Il est donc tout à fait normal que "dans divers domaines où nous n'avons pas encore dépassé le stade de l'investigation, on essaye diverses hypothèses qu'on est bientôt contraint, en tant qu'inadéquates de rejeter"

Cette démarche qui consiste à soumettre une hypothèse heuristique à une démarche de vérification (d'invalidation ou de falsification selon Karl Popper) expérimentale et à la rejeter si elle se révèle inopérante n'est pas un défaut de la science, mais sa nature même.

Ceci dit, affirme Freud la science n'est pas uniquement constituée d'hypothèses : "nous avons déjà un noyau de connaissances assurées et presque immuables."

Personne ne remet sérieusement en cause aujourd'hui le "fait" (au sens scientifique du terme) que la Terre est une sphère aplatie aux pôles qui tourne autour du soleil (héliocentrisme), la loi de la chute des corps de Galilée ou de l'attraction universelle de Newton.

Reste à se demander si la psychanalyse est une science.
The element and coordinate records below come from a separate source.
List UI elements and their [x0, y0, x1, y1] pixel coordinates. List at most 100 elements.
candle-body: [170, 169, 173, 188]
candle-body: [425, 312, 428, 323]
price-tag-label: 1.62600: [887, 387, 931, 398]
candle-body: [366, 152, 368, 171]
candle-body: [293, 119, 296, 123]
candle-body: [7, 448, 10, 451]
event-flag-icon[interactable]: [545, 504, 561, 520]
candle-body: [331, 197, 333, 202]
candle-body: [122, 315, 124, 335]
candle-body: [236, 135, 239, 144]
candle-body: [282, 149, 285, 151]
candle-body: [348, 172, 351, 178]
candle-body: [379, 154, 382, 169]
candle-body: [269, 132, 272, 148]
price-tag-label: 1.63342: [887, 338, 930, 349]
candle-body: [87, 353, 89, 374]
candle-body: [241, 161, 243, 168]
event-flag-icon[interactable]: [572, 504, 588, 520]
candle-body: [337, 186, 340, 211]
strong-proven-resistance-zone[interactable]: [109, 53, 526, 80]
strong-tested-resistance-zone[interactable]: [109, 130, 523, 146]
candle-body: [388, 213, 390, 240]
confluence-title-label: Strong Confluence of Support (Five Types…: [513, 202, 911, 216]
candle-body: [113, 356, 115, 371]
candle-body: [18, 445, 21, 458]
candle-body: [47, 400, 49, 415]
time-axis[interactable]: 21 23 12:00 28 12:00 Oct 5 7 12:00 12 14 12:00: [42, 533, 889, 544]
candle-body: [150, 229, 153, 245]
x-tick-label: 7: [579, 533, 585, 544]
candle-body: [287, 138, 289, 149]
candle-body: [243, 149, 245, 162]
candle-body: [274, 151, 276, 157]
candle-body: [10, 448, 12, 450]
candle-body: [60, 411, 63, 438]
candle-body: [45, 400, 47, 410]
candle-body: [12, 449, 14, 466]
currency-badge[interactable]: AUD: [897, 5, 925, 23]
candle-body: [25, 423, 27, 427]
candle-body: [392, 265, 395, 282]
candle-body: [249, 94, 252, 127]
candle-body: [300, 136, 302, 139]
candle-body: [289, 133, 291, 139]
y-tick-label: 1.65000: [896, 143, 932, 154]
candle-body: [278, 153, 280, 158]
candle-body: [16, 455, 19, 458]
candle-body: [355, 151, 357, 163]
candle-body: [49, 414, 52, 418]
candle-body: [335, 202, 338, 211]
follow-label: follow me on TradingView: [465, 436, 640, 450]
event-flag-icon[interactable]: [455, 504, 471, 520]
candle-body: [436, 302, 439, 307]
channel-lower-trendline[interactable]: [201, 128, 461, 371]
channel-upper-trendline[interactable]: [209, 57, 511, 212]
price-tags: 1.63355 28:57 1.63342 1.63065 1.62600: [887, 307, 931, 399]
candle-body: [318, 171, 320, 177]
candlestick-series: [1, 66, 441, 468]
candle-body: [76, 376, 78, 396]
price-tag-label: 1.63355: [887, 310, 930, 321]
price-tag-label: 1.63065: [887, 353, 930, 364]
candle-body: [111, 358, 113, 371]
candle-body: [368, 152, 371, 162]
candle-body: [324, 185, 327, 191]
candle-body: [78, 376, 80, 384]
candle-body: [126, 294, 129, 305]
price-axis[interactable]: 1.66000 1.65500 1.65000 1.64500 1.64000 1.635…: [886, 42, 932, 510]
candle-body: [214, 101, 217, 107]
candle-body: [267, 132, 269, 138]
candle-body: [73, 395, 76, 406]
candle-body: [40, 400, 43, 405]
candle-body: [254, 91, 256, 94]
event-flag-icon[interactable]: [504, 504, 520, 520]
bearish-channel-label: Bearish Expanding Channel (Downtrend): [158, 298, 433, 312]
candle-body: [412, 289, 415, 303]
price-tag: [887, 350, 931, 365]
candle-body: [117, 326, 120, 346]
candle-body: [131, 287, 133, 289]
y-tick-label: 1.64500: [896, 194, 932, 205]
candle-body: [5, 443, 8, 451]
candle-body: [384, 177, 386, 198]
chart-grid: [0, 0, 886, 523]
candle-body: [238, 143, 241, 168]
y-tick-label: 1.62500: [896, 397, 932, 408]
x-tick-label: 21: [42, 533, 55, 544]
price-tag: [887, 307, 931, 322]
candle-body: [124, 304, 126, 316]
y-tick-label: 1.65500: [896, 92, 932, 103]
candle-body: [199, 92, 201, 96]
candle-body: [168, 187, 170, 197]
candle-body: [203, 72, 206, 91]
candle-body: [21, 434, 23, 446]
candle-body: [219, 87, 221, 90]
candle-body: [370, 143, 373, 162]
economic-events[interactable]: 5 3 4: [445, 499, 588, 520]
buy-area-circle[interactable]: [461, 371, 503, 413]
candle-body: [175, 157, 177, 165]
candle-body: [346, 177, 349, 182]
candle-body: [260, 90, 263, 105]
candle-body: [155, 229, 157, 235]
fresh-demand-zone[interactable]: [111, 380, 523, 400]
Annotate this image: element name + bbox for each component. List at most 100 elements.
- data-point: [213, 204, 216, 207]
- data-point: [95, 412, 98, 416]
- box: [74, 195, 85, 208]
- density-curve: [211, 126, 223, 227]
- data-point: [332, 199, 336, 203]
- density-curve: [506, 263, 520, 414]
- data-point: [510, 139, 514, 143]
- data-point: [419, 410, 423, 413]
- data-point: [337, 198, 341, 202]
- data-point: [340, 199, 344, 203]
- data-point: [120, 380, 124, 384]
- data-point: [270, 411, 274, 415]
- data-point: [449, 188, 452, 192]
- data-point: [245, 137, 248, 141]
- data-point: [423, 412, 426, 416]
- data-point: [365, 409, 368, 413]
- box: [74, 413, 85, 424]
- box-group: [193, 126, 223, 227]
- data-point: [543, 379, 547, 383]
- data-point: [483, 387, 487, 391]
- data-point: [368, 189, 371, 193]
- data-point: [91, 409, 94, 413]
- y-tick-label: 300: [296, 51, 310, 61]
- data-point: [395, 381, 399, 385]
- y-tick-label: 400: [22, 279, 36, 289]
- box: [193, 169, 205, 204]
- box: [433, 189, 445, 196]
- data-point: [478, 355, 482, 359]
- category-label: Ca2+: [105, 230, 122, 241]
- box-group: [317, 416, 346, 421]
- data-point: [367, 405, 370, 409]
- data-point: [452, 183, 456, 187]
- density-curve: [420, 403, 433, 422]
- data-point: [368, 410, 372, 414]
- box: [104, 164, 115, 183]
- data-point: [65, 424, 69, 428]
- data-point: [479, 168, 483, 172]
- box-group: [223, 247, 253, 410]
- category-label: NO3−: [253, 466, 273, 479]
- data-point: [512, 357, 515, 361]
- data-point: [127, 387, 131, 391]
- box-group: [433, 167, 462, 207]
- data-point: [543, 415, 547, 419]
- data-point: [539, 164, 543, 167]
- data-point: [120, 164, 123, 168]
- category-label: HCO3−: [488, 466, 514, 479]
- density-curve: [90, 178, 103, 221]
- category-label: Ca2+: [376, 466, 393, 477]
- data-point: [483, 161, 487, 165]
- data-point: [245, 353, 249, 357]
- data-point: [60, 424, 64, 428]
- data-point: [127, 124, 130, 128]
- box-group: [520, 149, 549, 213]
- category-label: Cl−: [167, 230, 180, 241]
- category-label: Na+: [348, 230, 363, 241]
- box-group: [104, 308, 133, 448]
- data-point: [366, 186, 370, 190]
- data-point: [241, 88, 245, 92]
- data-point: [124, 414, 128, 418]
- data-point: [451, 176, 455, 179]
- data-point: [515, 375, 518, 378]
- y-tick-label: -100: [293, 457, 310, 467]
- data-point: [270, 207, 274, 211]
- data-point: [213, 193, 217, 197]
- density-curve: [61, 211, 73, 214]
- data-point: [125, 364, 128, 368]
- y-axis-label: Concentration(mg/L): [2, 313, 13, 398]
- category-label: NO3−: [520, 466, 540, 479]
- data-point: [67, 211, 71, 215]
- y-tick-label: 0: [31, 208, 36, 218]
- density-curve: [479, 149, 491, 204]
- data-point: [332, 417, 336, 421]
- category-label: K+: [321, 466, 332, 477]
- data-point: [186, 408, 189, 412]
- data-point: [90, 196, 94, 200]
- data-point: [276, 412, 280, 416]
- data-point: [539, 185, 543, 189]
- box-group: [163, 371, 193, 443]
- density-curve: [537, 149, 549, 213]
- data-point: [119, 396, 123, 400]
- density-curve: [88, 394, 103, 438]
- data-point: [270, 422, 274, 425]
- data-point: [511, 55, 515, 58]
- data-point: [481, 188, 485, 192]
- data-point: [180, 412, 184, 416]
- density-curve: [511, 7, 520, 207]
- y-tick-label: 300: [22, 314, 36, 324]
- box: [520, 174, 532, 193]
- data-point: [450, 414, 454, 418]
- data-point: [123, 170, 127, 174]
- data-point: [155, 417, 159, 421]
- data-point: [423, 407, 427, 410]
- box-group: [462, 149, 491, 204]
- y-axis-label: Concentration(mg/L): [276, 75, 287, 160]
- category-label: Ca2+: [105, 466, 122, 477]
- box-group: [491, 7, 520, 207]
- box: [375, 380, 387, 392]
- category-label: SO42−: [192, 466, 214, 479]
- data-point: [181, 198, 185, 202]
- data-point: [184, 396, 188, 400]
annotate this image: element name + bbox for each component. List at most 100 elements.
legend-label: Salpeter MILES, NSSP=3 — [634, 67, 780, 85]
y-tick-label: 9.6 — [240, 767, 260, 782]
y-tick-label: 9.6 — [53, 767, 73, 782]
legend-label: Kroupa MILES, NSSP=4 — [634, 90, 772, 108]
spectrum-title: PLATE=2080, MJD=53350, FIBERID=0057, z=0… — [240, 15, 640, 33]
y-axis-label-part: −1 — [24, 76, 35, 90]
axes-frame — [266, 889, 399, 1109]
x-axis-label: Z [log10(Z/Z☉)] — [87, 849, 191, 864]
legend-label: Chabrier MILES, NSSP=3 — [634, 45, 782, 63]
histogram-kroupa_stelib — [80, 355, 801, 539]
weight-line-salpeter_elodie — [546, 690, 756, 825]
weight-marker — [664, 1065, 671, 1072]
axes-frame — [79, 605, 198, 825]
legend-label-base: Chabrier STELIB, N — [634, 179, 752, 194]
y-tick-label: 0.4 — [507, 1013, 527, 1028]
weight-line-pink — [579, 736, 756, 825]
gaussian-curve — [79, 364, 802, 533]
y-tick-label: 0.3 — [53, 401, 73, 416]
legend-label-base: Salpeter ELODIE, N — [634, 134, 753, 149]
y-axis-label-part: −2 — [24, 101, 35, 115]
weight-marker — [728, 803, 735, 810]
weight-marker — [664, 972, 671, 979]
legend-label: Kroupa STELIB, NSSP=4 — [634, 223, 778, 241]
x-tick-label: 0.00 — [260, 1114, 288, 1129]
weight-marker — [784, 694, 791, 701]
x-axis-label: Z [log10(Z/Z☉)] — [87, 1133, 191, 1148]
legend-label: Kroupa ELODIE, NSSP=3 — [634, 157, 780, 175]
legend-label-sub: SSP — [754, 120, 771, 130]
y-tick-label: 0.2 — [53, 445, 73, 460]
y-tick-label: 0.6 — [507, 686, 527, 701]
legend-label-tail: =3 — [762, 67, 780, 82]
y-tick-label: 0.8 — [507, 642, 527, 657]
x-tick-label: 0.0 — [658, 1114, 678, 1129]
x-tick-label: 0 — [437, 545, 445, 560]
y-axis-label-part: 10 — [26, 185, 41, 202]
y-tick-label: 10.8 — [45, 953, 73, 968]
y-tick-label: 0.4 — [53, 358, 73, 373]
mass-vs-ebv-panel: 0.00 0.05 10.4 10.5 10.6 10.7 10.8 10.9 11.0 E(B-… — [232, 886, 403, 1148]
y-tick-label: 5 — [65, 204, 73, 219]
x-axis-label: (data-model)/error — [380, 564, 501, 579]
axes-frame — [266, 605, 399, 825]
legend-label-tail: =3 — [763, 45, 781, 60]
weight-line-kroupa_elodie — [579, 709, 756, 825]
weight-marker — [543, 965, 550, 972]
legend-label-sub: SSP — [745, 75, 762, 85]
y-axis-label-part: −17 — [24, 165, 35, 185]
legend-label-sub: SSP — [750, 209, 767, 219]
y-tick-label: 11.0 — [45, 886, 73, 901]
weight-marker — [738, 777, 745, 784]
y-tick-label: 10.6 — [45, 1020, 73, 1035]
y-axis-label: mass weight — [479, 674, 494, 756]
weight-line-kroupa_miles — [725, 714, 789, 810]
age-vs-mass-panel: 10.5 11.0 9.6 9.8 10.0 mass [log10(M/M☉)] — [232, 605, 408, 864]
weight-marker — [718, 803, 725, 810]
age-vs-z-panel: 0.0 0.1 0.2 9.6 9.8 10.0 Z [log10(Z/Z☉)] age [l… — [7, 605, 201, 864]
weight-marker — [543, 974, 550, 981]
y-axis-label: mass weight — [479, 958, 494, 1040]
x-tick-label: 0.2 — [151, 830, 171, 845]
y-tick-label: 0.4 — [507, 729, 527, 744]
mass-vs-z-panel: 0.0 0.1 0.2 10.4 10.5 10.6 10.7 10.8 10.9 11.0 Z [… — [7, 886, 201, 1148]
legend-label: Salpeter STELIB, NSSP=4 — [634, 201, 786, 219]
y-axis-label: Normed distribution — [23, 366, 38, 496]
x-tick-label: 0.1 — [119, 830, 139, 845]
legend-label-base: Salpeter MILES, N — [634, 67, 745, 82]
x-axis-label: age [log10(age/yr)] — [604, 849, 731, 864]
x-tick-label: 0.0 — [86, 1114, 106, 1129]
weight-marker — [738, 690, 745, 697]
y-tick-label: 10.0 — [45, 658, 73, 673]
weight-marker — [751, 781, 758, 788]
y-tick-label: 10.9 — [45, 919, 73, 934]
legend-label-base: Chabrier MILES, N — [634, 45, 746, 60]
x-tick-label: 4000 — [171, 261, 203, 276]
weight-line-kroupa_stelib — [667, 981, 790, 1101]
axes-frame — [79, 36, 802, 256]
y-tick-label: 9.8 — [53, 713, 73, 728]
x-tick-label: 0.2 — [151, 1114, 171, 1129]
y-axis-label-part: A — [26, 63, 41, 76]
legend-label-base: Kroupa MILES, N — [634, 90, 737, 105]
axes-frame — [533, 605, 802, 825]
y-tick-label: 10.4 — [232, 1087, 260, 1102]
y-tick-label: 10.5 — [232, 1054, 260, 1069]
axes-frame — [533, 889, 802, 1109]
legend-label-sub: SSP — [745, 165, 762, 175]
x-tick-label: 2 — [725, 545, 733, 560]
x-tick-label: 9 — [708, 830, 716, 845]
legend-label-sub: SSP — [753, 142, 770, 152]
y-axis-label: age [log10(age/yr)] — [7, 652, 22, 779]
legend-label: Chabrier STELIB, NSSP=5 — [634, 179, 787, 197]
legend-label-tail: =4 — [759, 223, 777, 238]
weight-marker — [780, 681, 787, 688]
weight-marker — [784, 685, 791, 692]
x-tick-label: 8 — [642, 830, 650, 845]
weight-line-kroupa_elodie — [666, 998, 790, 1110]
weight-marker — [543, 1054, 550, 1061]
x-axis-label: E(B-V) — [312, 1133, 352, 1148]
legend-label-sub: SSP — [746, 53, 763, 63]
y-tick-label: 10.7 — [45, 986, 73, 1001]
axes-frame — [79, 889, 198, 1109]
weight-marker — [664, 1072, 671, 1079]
Freud tenait absolument à ce qu'elle fût reconnue comme telle, car la science, triomphante à son époque, était considérée comme détenant les critères de la vérité.

Selon Popper, la psychanalyse n'est pas une science, car il est impossible d'invalider ("falsifier") ses thèses fondamentales, de mettre en place des protocoles expérimentaux destinées à les mettre à l'épreuve. On ne peut pas prouver (ou invalider) l'existence de l'inconscient psychique ou du complexe d'Oedipe.

On doit donc admettre qu'il existe d'autres critères que la vérité scientifique. Les "sciences de l'homme" n'ayant pas le même objet que les sciences "dures" n'ont pas non plus les mêmes normes et les mêmes méthodes.